“You must be compassionate, just as your Father is compassionate.” (Luke 6:36)
Classics come in all forms! Timeless works of art. A symphony or a song, for me say Elgar’s Nimrod and George Harrison’s Here Comes the Sun. A painting, for me say Van Gogh”s The Starry Night and Grant Wood’s American Gothic. And books, for me say Homer’s Odyssey and London’s The Call of the Wild. Let me add one more, Now 50 years old, it remains my most marked up book outside of the Bible: Compassion: A Reflection on The Christian Life by McNeill, Morrison, and Nouwen. Get it, and mark it up your own way!
Here’s the cliff-notes: 1) The Great news we have received is that God is a compassionate God. 2) The great call we have heard is to live a compassionate life. 3) The great task we have been given is to walk the compassionate way. 4) The means by which we do this is by disciplines of prayer and action.
Rooted in the central text of Philippians 2, the call is to what the authors call “The downward pull” that we first see in Jesus and learn as we follow him to embrace as our own way of life.
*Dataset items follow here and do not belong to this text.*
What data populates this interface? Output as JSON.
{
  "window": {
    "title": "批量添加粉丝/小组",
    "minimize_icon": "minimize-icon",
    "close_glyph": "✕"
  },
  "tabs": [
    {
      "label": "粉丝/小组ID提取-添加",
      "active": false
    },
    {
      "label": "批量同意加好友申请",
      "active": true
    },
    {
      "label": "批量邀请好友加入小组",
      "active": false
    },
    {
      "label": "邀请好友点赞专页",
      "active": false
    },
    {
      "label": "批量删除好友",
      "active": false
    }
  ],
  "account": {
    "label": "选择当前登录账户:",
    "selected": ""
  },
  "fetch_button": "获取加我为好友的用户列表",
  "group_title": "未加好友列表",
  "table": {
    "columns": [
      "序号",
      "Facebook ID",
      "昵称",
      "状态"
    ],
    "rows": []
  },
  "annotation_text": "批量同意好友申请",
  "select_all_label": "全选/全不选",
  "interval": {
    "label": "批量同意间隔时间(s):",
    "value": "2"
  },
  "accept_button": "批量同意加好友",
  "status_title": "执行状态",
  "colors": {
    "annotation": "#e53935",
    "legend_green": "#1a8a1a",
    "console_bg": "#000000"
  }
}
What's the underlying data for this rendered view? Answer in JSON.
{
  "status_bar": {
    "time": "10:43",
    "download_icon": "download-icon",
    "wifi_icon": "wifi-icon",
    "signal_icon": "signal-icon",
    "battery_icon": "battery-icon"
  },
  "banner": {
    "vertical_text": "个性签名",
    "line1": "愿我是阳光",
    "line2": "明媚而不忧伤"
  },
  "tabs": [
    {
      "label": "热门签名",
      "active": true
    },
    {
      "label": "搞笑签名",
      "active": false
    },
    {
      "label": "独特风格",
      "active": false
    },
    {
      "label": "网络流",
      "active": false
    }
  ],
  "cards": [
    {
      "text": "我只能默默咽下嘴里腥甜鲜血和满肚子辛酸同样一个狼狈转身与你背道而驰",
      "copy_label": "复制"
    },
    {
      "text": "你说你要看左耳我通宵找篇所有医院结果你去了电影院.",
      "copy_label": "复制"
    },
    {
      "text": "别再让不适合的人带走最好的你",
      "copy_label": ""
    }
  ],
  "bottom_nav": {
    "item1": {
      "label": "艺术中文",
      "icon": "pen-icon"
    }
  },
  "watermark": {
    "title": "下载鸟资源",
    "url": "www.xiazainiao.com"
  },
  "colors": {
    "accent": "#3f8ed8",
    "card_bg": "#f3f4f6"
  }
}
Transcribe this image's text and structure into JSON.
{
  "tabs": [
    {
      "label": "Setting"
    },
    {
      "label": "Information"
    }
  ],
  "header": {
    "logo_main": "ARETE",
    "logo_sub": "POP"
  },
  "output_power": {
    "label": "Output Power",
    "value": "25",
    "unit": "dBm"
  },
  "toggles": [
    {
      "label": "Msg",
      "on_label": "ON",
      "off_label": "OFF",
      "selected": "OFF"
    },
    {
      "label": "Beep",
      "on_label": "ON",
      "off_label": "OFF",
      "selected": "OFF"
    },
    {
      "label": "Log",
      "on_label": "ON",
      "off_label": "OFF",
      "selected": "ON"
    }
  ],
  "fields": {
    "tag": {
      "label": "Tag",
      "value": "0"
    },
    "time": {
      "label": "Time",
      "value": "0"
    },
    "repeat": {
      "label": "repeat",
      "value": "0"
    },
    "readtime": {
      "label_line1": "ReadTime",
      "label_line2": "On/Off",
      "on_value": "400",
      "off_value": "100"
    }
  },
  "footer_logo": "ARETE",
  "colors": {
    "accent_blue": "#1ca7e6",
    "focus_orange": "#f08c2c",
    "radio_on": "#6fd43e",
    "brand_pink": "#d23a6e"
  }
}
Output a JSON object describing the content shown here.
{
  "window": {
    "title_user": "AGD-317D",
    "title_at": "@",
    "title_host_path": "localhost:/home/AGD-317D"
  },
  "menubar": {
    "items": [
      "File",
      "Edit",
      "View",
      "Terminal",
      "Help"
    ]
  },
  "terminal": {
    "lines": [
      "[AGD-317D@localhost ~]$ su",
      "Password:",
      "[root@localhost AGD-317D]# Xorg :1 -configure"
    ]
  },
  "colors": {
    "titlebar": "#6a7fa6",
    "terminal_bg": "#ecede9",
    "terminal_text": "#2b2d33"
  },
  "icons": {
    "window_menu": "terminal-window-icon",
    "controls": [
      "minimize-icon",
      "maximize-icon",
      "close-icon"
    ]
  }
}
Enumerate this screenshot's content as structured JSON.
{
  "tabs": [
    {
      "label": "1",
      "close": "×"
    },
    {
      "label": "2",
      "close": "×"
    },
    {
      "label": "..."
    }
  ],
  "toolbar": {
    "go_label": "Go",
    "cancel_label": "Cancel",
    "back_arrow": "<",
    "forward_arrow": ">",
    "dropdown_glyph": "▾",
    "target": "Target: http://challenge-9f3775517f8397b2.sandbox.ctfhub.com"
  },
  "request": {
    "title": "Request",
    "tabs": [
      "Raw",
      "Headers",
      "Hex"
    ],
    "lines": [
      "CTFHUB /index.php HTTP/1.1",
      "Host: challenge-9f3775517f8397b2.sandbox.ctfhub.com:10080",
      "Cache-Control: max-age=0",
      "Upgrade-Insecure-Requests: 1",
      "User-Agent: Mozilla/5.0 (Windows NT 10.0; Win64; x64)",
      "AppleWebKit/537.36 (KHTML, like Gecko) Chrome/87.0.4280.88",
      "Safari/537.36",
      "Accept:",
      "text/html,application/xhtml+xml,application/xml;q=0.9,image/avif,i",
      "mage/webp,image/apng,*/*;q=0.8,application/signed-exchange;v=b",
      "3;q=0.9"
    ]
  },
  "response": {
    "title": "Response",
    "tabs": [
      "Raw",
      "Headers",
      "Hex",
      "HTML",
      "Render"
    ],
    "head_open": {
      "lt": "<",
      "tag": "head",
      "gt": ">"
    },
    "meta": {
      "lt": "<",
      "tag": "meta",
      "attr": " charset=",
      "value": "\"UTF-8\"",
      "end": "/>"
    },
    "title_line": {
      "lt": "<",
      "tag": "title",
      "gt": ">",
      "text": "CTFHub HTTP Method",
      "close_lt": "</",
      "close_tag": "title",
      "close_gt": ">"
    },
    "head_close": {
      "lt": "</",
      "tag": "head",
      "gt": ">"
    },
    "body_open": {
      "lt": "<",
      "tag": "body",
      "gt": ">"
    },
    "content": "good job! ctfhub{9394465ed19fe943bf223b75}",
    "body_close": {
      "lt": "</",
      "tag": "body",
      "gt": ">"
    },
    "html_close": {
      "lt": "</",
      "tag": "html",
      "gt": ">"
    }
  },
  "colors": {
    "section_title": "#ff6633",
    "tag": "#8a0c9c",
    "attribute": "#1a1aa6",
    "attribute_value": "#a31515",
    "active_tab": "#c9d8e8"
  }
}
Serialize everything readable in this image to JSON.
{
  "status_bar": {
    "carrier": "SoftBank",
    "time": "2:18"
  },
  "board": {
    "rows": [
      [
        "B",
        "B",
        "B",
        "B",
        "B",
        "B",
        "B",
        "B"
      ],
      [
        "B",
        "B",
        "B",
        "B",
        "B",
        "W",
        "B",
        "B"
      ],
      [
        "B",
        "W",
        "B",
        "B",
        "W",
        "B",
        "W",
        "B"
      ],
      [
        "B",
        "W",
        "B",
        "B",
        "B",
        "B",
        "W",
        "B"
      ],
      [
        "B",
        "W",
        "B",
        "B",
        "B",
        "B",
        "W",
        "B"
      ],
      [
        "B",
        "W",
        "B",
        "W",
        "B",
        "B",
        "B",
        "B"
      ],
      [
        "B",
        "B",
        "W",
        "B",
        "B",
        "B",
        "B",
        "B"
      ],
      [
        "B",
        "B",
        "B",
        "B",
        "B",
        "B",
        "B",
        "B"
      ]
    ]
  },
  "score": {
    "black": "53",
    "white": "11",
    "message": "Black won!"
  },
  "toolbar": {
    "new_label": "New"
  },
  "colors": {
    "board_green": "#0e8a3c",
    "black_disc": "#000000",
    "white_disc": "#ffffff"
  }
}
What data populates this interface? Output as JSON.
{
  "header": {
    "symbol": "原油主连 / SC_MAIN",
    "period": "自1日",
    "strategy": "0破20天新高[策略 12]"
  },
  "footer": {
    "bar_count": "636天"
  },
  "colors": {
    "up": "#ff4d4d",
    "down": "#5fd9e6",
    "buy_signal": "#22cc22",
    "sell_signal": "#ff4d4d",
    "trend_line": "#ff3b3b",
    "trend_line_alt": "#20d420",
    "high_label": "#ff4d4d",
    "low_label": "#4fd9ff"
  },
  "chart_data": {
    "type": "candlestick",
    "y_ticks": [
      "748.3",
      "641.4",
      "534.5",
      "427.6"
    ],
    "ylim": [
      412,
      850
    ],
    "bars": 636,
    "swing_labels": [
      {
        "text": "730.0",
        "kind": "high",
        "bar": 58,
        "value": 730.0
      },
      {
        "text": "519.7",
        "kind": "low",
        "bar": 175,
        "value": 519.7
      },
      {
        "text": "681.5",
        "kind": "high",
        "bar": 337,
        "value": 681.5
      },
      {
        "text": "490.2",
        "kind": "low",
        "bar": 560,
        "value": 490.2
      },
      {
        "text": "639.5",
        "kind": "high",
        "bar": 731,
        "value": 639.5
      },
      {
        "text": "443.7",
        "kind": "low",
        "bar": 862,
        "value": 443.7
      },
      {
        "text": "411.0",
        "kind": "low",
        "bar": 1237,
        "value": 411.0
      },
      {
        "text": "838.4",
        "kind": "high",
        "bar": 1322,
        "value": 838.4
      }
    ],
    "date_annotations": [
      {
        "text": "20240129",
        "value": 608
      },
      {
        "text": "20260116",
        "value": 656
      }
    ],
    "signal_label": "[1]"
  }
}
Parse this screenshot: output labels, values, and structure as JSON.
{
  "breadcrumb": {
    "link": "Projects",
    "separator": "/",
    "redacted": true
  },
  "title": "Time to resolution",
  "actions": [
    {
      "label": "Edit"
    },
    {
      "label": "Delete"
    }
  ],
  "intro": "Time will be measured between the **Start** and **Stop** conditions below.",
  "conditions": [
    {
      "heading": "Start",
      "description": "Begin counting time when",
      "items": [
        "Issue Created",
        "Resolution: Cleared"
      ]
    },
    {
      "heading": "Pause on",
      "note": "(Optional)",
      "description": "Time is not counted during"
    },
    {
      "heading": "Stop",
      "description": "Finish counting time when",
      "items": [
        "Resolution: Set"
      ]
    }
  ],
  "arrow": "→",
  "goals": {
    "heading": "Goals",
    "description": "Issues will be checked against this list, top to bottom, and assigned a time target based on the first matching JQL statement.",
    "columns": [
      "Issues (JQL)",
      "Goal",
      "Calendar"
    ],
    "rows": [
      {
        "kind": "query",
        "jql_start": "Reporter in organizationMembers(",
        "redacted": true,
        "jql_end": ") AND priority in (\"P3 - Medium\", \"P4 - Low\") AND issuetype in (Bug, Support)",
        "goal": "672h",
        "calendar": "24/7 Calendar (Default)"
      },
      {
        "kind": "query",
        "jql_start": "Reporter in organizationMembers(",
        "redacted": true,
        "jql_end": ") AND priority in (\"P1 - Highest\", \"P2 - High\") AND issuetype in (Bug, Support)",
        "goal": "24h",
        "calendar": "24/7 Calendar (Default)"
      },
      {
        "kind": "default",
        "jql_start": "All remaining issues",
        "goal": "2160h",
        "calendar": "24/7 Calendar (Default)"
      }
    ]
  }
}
Reflecting on the words of Karl Barth, who says “Jesus moves from the heights to the depth, from victory to defeat, from riches to poverty, from triumph to suffering, and from life to death”, the authors posit that “Jesus’ whole life and mission involve accepting in this powerlessness the limitlessness of God’s love...compassion means going directly to those people and places where suffering is most acute and building a home there.“
The call is to a constant reflection on the love of God we see embodied in Jesus and his imitation: “Let the same mind be in you that was in Christ Jesus.” This is our work for the season of Lent, just ahead — to wonder in all that Jesus sets aside of his glory and power to serve, for love’s sake, and to contemplate the journey we have before us. The lingering question the author’s leave us with is a haunting one: “Can we be weak with the weak, vulnerable with the vulnerable, powerless with the powerless?” Our life of faith is incarnational, like the Christ of Christmas. Others will know and experience the near presence and love of God through us — through the Christ who is at work in us and through us.
The problem is this, that compassion — “To suffer with” — is challenging because we deceive ourselves into thinking it’s natural response to human suffering. And it is not! We are pain and suffering avoidant. Compassion is not our central concern as much as making it, getting ahead, winning, avoiding pain and being successful. Isn’t it true, really?
we must look outside of ourselves in a radically different direction. We must be filled with a new Holy Spirit, we must encounter the God of all compassion, we must learn and follow Jesus Christ into the world. It is here, here, in our new life in Christ that the tables turn, that instead of upward mobility, we embrace the downward pull and become servants of the Holy One. We become a community of displacement. We lay down our rights and privileges. Our hearts beat for what is just and right, and our hands and feet find us laying down our lives for others. What is unnatural and distant in our human experience becomes as natural as breath when the Spirit of God has had its way with us.
We become living manifestations of God’s presence in this world.
Have mercy on us, O God, and lead us to this place!